Check out our best weightlifting belt page for more belt recommendations.
8. Thou Shalt Avoid The Squat Pad
This may be a controversial commandment, but avoiding the squat pad is good for two reasons. One, it will condition your upper back to become comfortable holding weight on it directly. Two, it will encourage you to build up your natural squat pad, aka the traps. If you find the bar seriously hurting your neck/upper back, there may a be setup issue that needs to be addressed – ask for advice from someone knowledgeable.
9. Thou Shalt Not Wuss Out The Last Set
It’s easy to convince yourself to skip out on the last set, hell you’ve done 4 – why do you need 5? Because at a subconscious level you know you’re cheating yourself, and the feeling of finishing will feel way better than the premature quitting. If you’re healthy and in no pain, make full effort to finish the volume your program asks, your future self and discipline development will thank you later.

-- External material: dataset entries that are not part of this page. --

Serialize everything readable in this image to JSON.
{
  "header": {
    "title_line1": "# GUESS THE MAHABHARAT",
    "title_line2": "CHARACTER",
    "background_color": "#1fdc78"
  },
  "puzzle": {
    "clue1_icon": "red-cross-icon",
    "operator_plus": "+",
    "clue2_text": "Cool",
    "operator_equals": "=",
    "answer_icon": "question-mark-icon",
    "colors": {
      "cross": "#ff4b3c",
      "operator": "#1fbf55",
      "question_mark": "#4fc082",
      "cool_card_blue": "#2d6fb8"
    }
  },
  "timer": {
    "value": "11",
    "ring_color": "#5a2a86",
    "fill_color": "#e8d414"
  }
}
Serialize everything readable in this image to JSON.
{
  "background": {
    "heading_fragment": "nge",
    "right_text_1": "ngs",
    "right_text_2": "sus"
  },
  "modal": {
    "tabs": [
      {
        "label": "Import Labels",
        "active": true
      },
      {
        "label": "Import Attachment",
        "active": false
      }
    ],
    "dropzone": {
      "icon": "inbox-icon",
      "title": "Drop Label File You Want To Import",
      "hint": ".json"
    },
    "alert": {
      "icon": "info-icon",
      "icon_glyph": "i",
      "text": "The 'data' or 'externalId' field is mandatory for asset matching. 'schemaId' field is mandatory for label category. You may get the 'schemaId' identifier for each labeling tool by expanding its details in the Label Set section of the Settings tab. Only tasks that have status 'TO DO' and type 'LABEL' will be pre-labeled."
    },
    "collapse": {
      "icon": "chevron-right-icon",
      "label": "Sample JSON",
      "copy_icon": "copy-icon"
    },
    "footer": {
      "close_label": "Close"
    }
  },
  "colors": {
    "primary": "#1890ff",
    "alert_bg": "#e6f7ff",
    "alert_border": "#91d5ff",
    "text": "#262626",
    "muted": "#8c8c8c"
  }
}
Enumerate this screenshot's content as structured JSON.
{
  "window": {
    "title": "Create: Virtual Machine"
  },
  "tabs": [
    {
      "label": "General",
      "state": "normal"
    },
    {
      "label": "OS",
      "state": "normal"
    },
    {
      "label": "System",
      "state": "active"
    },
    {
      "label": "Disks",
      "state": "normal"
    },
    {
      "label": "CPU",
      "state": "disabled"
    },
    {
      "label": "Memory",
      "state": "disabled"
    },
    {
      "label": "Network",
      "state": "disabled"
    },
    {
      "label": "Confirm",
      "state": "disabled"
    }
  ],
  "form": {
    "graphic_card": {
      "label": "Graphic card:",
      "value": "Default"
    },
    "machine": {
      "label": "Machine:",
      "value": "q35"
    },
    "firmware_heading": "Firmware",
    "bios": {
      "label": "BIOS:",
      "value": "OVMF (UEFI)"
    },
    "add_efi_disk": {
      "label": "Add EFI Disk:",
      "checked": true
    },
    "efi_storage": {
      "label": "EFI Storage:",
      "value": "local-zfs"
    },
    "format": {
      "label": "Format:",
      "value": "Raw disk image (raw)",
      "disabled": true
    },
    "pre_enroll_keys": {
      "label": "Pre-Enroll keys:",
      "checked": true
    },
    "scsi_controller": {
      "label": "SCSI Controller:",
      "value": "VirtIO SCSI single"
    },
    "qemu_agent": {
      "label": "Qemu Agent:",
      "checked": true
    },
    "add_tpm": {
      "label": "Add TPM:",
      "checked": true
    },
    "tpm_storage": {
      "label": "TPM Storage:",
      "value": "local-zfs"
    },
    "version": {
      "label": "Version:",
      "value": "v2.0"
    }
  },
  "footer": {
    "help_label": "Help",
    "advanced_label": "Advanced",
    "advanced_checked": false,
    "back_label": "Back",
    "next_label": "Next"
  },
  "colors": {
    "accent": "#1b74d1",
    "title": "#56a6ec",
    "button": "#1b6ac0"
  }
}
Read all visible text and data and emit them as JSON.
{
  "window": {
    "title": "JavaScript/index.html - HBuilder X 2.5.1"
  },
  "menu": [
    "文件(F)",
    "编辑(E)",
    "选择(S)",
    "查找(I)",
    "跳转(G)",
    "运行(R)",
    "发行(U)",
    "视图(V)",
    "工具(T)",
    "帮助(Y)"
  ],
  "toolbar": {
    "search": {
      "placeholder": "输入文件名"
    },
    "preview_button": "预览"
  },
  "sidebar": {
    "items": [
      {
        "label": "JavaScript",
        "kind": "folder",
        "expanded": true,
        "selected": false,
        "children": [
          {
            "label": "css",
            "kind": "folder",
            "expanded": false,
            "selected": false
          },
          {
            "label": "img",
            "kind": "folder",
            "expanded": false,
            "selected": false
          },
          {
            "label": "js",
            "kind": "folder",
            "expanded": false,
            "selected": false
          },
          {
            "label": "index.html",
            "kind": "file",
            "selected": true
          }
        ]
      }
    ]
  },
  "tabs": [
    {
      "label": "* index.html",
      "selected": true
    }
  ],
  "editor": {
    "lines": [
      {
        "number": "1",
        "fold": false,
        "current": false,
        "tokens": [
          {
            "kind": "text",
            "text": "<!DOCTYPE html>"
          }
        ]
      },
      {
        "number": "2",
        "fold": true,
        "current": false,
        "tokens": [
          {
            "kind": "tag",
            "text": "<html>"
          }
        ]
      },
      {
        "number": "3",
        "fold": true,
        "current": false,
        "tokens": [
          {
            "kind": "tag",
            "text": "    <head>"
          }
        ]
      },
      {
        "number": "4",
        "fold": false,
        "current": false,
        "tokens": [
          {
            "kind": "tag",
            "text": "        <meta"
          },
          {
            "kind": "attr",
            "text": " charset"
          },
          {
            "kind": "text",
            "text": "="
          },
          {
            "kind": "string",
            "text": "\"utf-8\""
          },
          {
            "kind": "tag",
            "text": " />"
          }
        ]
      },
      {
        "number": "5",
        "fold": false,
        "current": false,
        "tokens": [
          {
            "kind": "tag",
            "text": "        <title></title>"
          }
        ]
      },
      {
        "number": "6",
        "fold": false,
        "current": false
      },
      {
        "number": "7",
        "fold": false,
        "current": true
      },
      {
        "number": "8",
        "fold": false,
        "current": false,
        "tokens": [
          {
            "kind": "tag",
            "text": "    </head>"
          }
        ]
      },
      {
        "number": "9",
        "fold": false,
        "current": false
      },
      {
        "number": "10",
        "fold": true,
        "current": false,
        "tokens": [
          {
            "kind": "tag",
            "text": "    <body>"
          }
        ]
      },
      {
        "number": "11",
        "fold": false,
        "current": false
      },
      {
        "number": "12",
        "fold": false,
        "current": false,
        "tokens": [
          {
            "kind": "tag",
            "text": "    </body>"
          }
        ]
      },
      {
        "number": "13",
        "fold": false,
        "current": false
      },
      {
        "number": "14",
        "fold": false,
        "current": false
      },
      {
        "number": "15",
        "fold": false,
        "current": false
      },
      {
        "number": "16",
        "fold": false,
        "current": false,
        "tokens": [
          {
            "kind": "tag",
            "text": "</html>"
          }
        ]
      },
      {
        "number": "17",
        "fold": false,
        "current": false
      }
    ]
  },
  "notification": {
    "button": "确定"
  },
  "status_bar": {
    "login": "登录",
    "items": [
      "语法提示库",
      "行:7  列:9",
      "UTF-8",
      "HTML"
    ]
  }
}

10. Thou Shalt Check Thy Ego At The Door
It’s easy to get wrapped up in a number and goal, but take it from someone who’s learned the hard way. Progress at a comfortable pace. Listen to your body and make sure as your strength increases, your form remains consistent (maximal efforts aside). So many times (this has happened to me personally as well) we get wrapped up in hitting a number by a certain time, we neglect major warning signs our body could be giving. This can then lead to injury due to the unchecked ego.
Editors note: This article is an op-ed. The views expressed herein are the authors and don’t necessarily reflect the views of BarBend. Claims, assertions, opinions, and quotes have been sourced exclusively by the author.